Tenho refletido com os camaradas, com pessoas fora do PS e comigo própria sobre este resultado. É duro pensar que fui eleita pela primeira vez neste ciclo, porque há claramente uma crise de esquerda. Não embarco na narrativa de tentar pessoalizar uma derrota em alguém ou num partido. A esquerda progressista, na sua generalidade, está em queda. E, por isso, tem de fazer uma profunda reflexão sobre estes resultados e a forma de os contrariar. Acho mesmo que temos de fazer essa reflexão. Não acho que o PS tenha perdido as eleições, como alguns comentadores dizem, porque estava demasiado à esquerda. Social e estruturalmente, aos dias de hoje, Portugal vota mais à direita, e a direita conservadora conseguiu ter a maioria dos votos. Ainda assim, é uma enorme honra poder, aos 25 anos, ser deputada. Desde muito nova achei que vários jovens que sempre me acompanharam, seja na JS ou no associativismo, tinham, de facto, uma palavra a dizer e alguma coisa a contribuir para o país. Culminar isto com a eleição é uma honra, uma responsabilidade que encaro como uma oportunidade para garantir que sou uma voz para melhores salários e mais habitação. Mas também para garantir que as oportunidades de cada um não dependam do seu código postal, que é uma frase que eu costumo usar por ser de Lamego [distrito de Viseu]. Quero que as gerações que venham a seguir à minha não sintam que, por nascerem em Lamego, têm de ter uma vida muito mais cinzenta de oportunidades do que alguém que nasce em Lisboa, no Porto ou em Braga. Essas são as grandes convicções, num momento difícil para o PS e para a esquerda. Mas também é agora que é mais necessário ser socialista.

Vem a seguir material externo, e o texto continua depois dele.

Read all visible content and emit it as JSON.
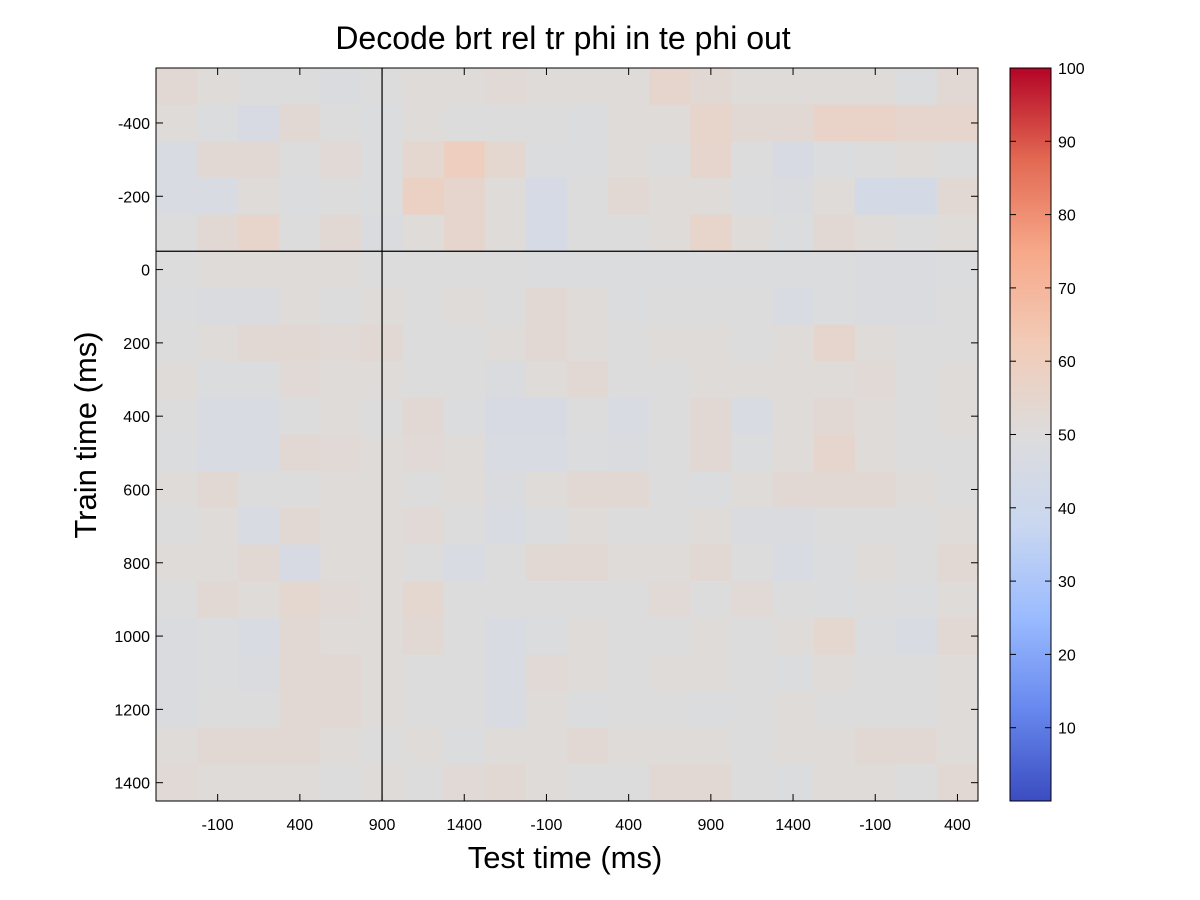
{
  "chart_data": {
    "type": "heatmap",
    "title": "Decode brt rel tr phi in te phi out",
    "xlabel": "Test time (ms)",
    "ylabel": "Train time (ms)",
    "x_tick_labels": [
      "-100",
      "400",
      "900",
      "1400",
      "-100",
      "400",
      "900",
      "1400",
      "-100",
      "400"
    ],
    "y_tick_labels": [
      "-400",
      "-200",
      "0",
      "200",
      "400",
      "600",
      "800",
      "1000",
      "1200",
      "1400"
    ],
    "y_tick_values": [
      -400,
      -200,
      0,
      200,
      400,
      600,
      800,
      1000,
      1200,
      1400
    ],
    "ylim": [
      -550,
      1450
    ],
    "row_times": [
      -500,
      -400,
      -300,
      -200,
      -100,
      0,
      100,
      200,
      300,
      400,
      500,
      600,
      700,
      800,
      900,
      1000,
      1100,
      1200,
      1300,
      1400
    ],
    "n_cols": 20,
    "x_tick_col_centers": [
      1.5,
      3.5,
      5.5,
      7.5,
      9.5,
      11.5,
      13.5,
      15.5,
      17.5,
      19.5
    ],
    "reference_lines": {
      "x_col": 5.5,
      "y_value": -50
    },
    "colorbar": {
      "min": 0,
      "max": 100,
      "tick_values": [
        10,
        20,
        30,
        40,
        50,
        60,
        70,
        80,
        90,
        100
      ],
      "tick_labels": [
        "10",
        "20",
        "30",
        "40",
        "50",
        "60",
        "70",
        "80",
        "90",
        "100"
      ],
      "colormap": "coolwarm",
      "stops": [
        "#3b4cc0",
        "#6788ee",
        "#9abbff",
        "#c9d7f0",
        "#dddcdc",
        "#f2cbb7",
        "#f7a889",
        "#e26952",
        "#b40426"
      ]
    },
    "values": [
      [
        53,
        51,
        50,
        50,
        48,
        50,
        51,
        51,
        52,
        51,
        51,
        51,
        55,
        53,
        51,
        51,
        51,
        51,
        49,
        53
      ],
      [
        51,
        49,
        46,
        53,
        50,
        49,
        51,
        50,
        50,
        50,
        49,
        51,
        51,
        56,
        53,
        53,
        57,
        57,
        55,
        55
      ],
      [
        47,
        53,
        53,
        50,
        52,
        49,
        54,
        60,
        54,
        49,
        49,
        51,
        50,
        55,
        50,
        46,
        49,
        50,
        51,
        50
      ],
      [
        47,
        47,
        51,
        49,
        50,
        49,
        58,
        55,
        51,
        45,
        50,
        53,
        51,
        51,
        49,
        48,
        51,
        44,
        44,
        53
      ],
      [
        50,
        53,
        56,
        50,
        53,
        48,
        51,
        55,
        51,
        45,
        50,
        50,
        51,
        56,
        51,
        49,
        53,
        51,
        50,
        51
      ],
      [
        50,
        51,
        51,
        51,
        51,
        50,
        50,
        50,
        50,
        49,
        49,
        49,
        49,
        49,
        49,
        49,
        49,
        48,
        48,
        49
      ],
      [
        49,
        48,
        48,
        51,
        50,
        51,
        50,
        51,
        50,
        53,
        51,
        49,
        50,
        50,
        50,
        47,
        49,
        48,
        48,
        50
      ],
      [
        50,
        51,
        53,
        53,
        52,
        53,
        50,
        50,
        51,
        53,
        51,
        50,
        51,
        51,
        50,
        51,
        55,
        51,
        50,
        50
      ],
      [
        51,
        49,
        49,
        52,
        51,
        51,
        50,
        50,
        48,
        51,
        53,
        50,
        50,
        51,
        51,
        51,
        51,
        52,
        50,
        51
      ],
      [
        50,
        47,
        47,
        50,
        51,
        50,
        53,
        49,
        46,
        46,
        50,
        47,
        50,
        53,
        47,
        51,
        53,
        51,
        50,
        51
      ],
      [
        49,
        47,
        47,
        53,
        52,
        51,
        52,
        51,
        47,
        47,
        49,
        48,
        50,
        53,
        49,
        51,
        55,
        51,
        50,
        50
      ],
      [
        51,
        53,
        50,
        50,
        51,
        51,
        50,
        51,
        48,
        51,
        53,
        53,
        50,
        49,
        51,
        53,
        53,
        53,
        51,
        50
      ],
      [
        50,
        51,
        47,
        53,
        51,
        51,
        52,
        50,
        47,
        49,
        51,
        50,
        50,
        51,
        48,
        48,
        50,
        50,
        50,
        51
      ],
      [
        51,
        51,
        53,
        46,
        51,
        51,
        50,
        47,
        50,
        53,
        53,
        51,
        51,
        53,
        50,
        47,
        49,
        51,
        50,
        53
      ],
      [
        50,
        53,
        51,
        54,
        52,
        51,
        54,
        50,
        50,
        50,
        50,
        50,
        52,
        50,
        52,
        50,
        49,
        50,
        49,
        51
      ],
      [
        48,
        49,
        47,
        53,
        51,
        51,
        53,
        50,
        47,
        49,
        51,
        50,
        50,
        51,
        50,
        51,
        54,
        49,
        47,
        53
      ],
      [
        48,
        49,
        48,
        53,
        53,
        51,
        50,
        50,
        47,
        52,
        51,
        50,
        51,
        51,
        50,
        49,
        51,
        50,
        50,
        51
      ],
      [
        48,
        50,
        50,
        53,
        53,
        51,
        50,
        50,
        47,
        51,
        49,
        50,
        50,
        49,
        50,
        51,
        50,
        50,
        50,
        51
      ],
      [
        51,
        53,
        53,
        53,
        51,
        50,
        51,
        49,
        51,
        51,
        53,
        51,
        51,
        51,
        50,
        51,
        51,
        53,
        53,
        51
      ],
      [
        52,
        51,
        51,
        51,
        50,
        51,
        50,
        52,
        53,
        51,
        50,
        50,
        53,
        53,
        50,
        49,
        51,
        51,
        50,
        53
      ]
    ]
  }
}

Apesar de ser de Lamego, no distrito de Viseu, foi eleita enquanto número dois pelo Porto. O cabeça de lista, Fernando Araújo, anunciou entretanto que não vai assumir o mandato. Sente uma responsabilidade acrescida? Ou não pensa nisso?

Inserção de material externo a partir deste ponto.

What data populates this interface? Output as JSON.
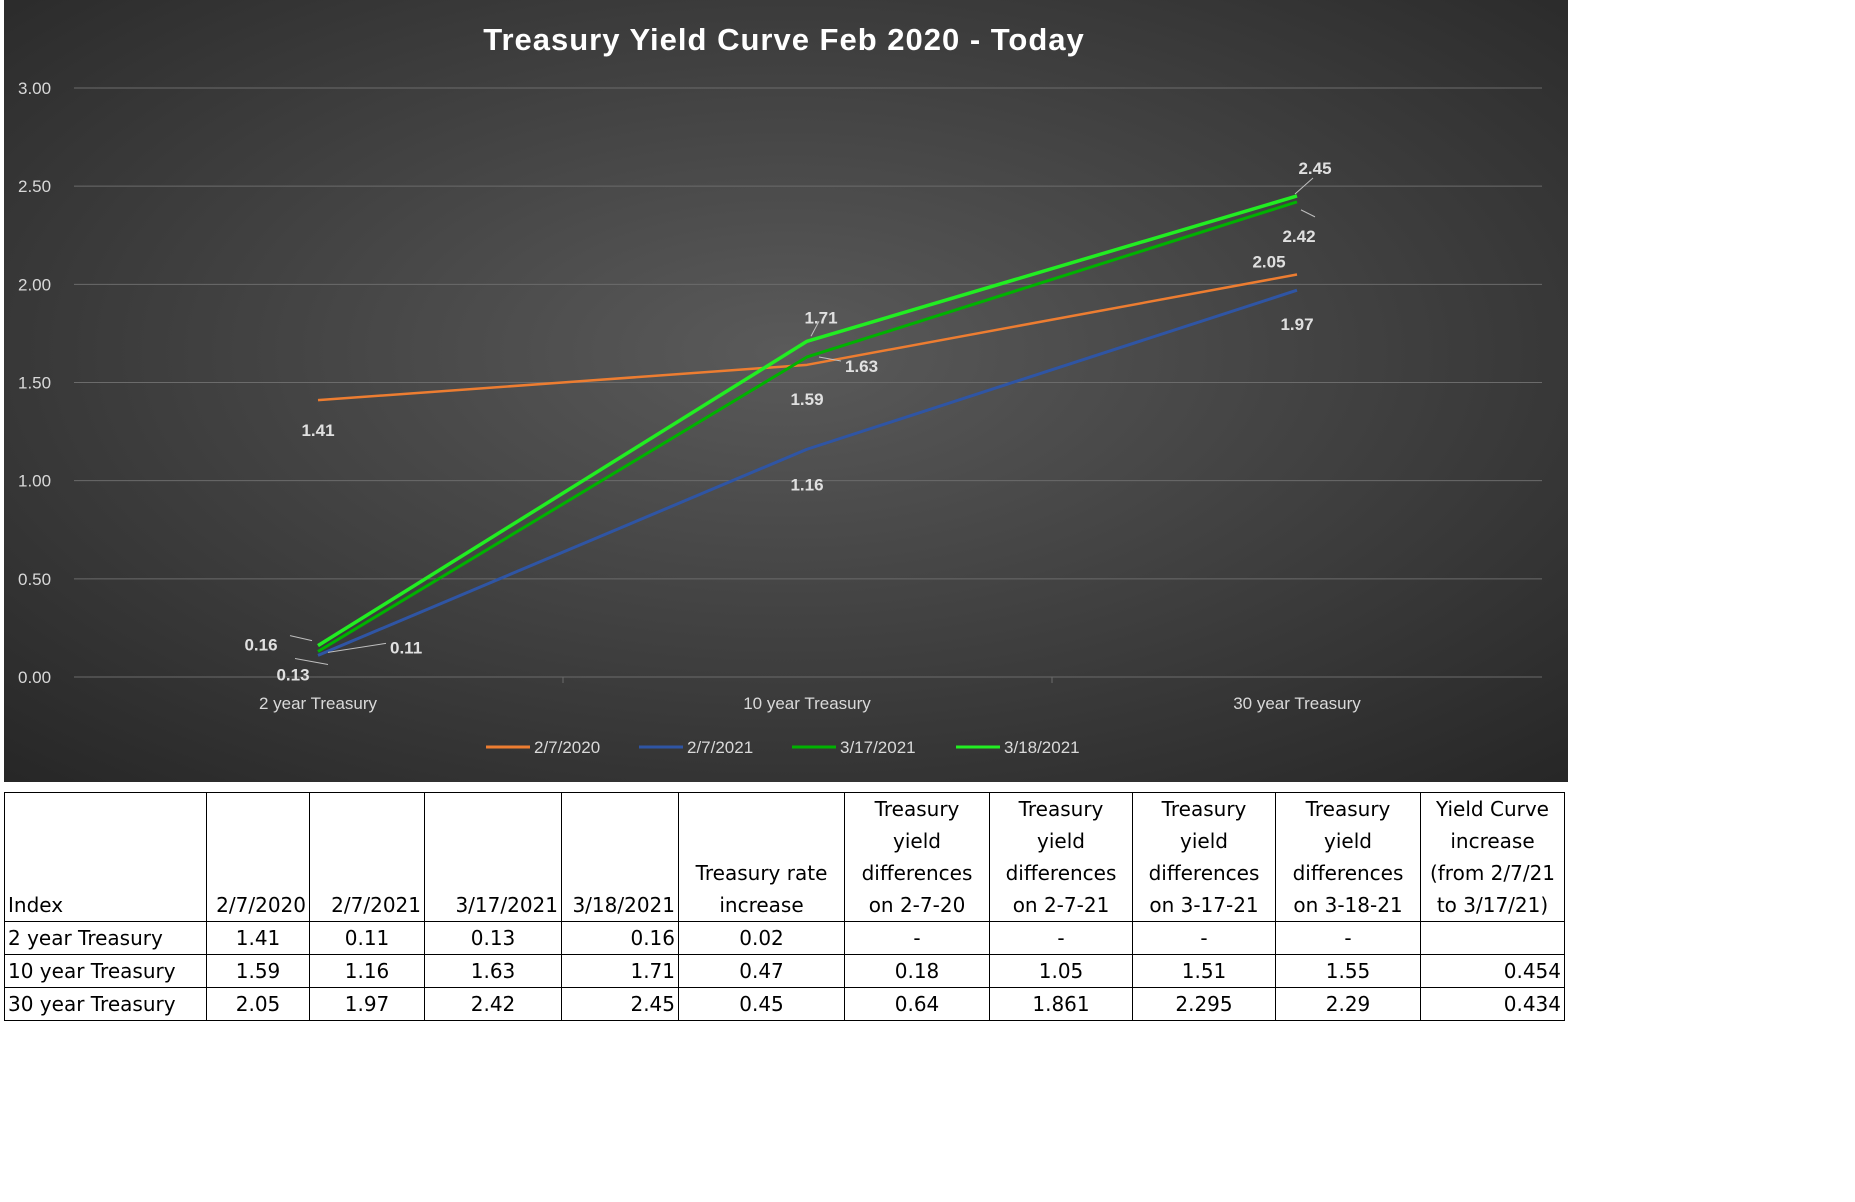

Não penso dessa forma. Em primeiro lugar, foi um enorme privilégio poder integrar a lista ao lado de Fernando Araújo. É uma pessoa absolutamente inspiradora e muito humana, e por isso é que tenho a certeza de que, com ele, o SNS estaria bem entregue. É uma das grandes perdas. Ele fez a leitura dos resultados, o que respeito muito. Sou secretária-geral da JS, a minha grande prioridade, obviamente, é defender os interesses dos jovens de todo o país. É uma enorme responsabilidade ser eleita pelo Porto. Seria sempre uma grande honra, não tanto pela ordem de entrada, não o vejo dessa maneira. Dos deputados eleitos pelo Porto, há pessoas com muita experiência que certamente me vão ajudar a iniciar este percurso e honrar o mandato que as pessoas me deram.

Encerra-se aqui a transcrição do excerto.